El gobierno de Javier Milei propone modificar el sistema de discapacidad con un nuevo régimen, en un contexto de conflicto político y social marcado por denuncias sobre el impacto del ajuste en prestaciones y servicios.
Tres Claves:
- El Gobierno impulsa un nuevo régimen de discapacidad con cambios en financiamiento y funcionamiento del sistema.
- La iniciativa se da en medio de fuertes críticas al ajuste, con denuncias por recortes, demoras y deterioro de prestaciones.
- El conflicto combina disputa fiscal e impacto social, con alto costo político y presión de sectores afectados.
El oficialismo busca avanzar con un rediseño del sistema de discapacidad, planteando la necesidad de ordenar el esquema de prestaciones y su financiamiento. La propuesta incluye cambios en los criterios de asignación de recursos y en la estructura del régimen, con el argumento de garantizar su sostenibilidad en el tiempo.
Sin embargo, la iniciativa se desarrolla en un clima de creciente conflicto.
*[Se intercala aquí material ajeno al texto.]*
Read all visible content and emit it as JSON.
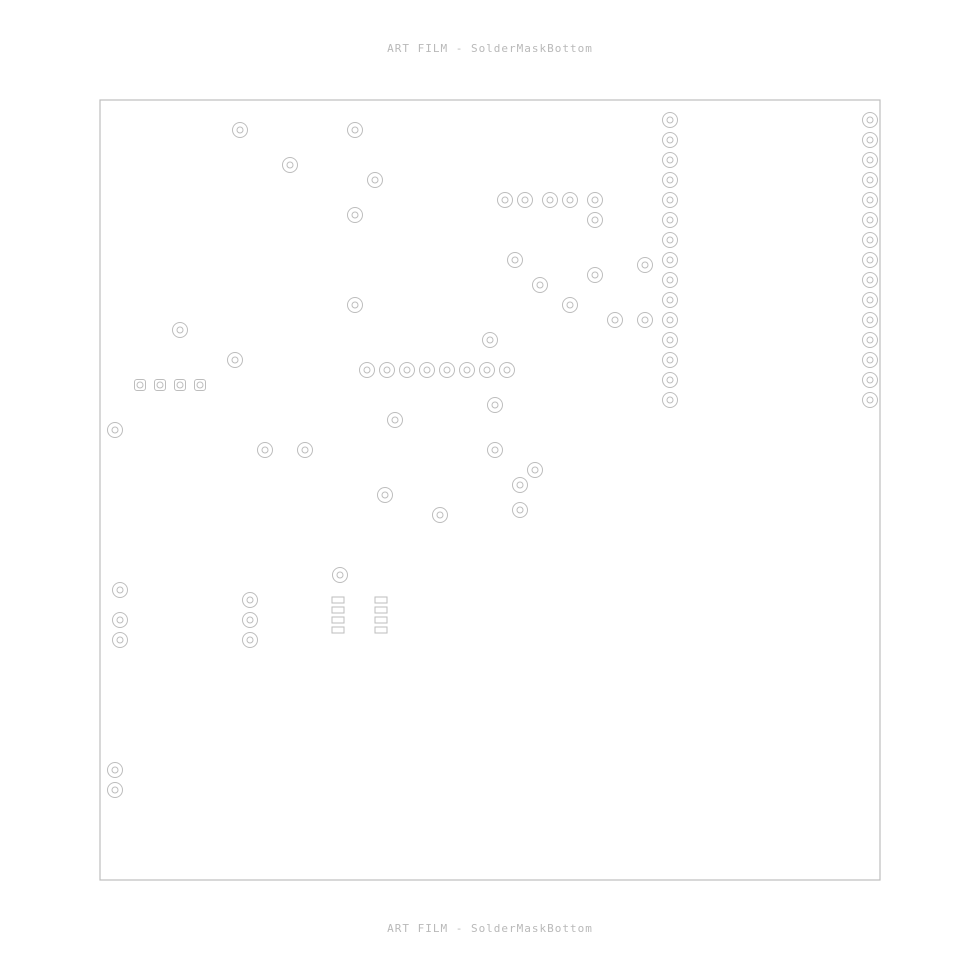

Prestadores, familias y organizaciones denuncian que el ajuste aplicado por el gobierno de Javier Milei ya está afectando el funcionamiento del sistema, con atrasos en pagos, aranceles desactualizados y dificultades para sostener servicios esenciales.
En ese marco, el debate excede lo técnico y se vuelve político. Mientras el Gobierno sostiene que busca corregir distorsiones y ordenar el gasto, la oposición y distintos actores sociales advierten que las medidas implican un recorte de derechos. La discusión por el nuevo régimen quedó así atravesada por el modelo económico general, con un impacto directo en una población especialmente vulnerable.